トレジャーガーデンナーサリースクール (宝の園のこども園)(2)

大切な出会い

心の成長と「心と心」の関係

高校時代、私は高校に非常勤で来られていたカウンセラー、井上麻耶子先生(現在、日本フェミニストカウンセリング学会代表理事)に出会いました。
彼女は、アメリカのシカゴ大学で1年間聴講をされて帰ってこられたばかりでした。この出会いについては、また詳しく後で書くことがあると思います。とにかく私は感化され、将来はセラピスト/カウンセラーになろうと密かに思っていました。

高校では、母の希望もあって理系の大学受験の勉強をしていました。母は私に、経済的に自立できるような職業、例えば薬剤師、栄養士、、などを勧めていて、そのためには理系の勉強をという流れでした。でも、私の強みは、文系。国語なら、全く勉強しなくても大抵満点に近い成績でした。
「自分の得意なことをしないと、どんなに努力してもうまくいかない」という経験をして、さらに在学中に病気になった母のお手伝いと、遠距離の通学(往復3時間)で時間が余分に取られて、という言い訳付きで、国立大学への受験勉強は失敗に終わり、「数学、化学、国語」で受験できた私立の女子大学に、入学を決めました。自宅通学で、奨学金と家庭教師のアルバイト料を足せば、自力で卒業できるめども立っていました。偏差値で言うなら、難易度の高い大学で、卒業後教師になる人も多い大学でした。

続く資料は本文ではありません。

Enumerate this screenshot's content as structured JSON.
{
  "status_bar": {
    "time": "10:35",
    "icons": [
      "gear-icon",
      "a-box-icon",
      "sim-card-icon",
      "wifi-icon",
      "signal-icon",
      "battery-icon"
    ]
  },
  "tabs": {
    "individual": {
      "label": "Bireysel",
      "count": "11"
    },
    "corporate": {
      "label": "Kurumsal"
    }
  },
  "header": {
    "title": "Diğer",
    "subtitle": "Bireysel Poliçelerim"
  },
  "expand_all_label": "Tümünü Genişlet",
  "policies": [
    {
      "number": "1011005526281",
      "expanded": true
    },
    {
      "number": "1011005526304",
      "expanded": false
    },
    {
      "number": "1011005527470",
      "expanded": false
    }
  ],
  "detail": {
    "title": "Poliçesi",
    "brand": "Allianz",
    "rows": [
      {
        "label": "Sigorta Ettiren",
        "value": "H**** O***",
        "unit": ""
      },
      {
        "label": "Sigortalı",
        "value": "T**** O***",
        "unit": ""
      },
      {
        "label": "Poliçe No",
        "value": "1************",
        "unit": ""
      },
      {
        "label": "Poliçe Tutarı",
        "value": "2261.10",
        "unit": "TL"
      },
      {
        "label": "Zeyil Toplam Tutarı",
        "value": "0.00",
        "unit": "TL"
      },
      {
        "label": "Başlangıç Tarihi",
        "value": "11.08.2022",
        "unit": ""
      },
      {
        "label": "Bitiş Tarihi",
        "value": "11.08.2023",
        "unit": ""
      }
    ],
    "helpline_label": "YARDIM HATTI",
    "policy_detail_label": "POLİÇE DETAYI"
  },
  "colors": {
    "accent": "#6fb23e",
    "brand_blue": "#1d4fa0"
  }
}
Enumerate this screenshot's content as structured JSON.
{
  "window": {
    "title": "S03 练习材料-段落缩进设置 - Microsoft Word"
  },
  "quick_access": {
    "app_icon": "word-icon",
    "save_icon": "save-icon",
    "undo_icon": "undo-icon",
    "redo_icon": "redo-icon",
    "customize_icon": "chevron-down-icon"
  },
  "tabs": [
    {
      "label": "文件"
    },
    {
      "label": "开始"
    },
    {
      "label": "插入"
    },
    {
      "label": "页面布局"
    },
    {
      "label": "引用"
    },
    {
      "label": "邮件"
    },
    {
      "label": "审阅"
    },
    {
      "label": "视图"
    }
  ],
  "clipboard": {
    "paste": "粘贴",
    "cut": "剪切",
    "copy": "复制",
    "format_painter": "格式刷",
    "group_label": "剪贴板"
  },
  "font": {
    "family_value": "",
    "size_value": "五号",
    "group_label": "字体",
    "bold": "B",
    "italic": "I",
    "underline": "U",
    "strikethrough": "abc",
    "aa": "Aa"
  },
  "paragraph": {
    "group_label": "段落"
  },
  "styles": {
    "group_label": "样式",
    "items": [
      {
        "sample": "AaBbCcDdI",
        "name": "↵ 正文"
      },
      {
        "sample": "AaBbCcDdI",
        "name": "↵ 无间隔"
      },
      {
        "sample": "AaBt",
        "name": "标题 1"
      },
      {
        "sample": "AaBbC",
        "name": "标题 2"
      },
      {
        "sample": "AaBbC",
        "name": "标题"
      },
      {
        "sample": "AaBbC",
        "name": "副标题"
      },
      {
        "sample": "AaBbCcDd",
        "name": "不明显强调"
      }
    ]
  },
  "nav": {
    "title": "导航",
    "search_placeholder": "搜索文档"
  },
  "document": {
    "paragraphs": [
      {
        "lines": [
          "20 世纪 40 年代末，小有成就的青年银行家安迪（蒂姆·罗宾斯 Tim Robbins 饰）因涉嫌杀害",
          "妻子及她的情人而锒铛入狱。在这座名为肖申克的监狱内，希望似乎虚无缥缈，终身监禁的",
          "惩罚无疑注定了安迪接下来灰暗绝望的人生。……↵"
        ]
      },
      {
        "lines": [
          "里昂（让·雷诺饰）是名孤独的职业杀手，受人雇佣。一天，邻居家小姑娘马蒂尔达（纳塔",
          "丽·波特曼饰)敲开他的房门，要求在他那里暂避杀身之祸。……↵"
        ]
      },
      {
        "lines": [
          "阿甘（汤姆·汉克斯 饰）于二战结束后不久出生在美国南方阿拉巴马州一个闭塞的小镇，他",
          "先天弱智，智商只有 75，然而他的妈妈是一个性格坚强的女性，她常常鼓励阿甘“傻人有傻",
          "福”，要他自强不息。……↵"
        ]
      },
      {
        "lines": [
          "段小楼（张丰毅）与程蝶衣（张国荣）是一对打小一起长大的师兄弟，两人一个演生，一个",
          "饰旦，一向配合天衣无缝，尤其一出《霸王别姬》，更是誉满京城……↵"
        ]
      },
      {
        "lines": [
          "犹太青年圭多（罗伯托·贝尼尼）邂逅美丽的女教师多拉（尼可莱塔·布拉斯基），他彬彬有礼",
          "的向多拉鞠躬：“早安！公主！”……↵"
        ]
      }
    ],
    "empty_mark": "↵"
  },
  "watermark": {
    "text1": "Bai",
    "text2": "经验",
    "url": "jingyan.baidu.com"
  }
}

それにしても、「なぜ、この大学なんだろうか」。自分で入学を決めたものの、100人以上の女子大生と大講義室で講義を受けながら、「何か理由があって、私は今ここにいるにちがいない」と外の新緑を横目に考えていました。

教育心理学は、畠瀬稔教授の授業でした。奥様の直子先生と稔先生は共にクライアント中心のカウンセリングを提唱したアメリカのカール・ロジャーズ氏のもとで学び、「ロージャーズ全集」(全18巻)を友田不二男・伊東博・堀淑昭・佐治守夫・村山正治(敬称略)らと共に翻訳・編集して、ロジャリアンのセラピーを日本に伝えました。今でこそ「傾聴」や「クライアント中心」のカウンセリングはカウンセリングの前提条件のようになっていますが、私の中では、「この先生から学ぶためにこの大学に来たのだ」と思いました。

『グロリアと3人のセラピスト』の映像は、心理学を学ぶ人には有名なビデオですが、セラピストの手法の違いなどがよくわかり、相談者を分析せず、傾聴して、真摯に心と心でむきあっていく、カールロジャーズの接し方に、感銘を受け、多くを学びました。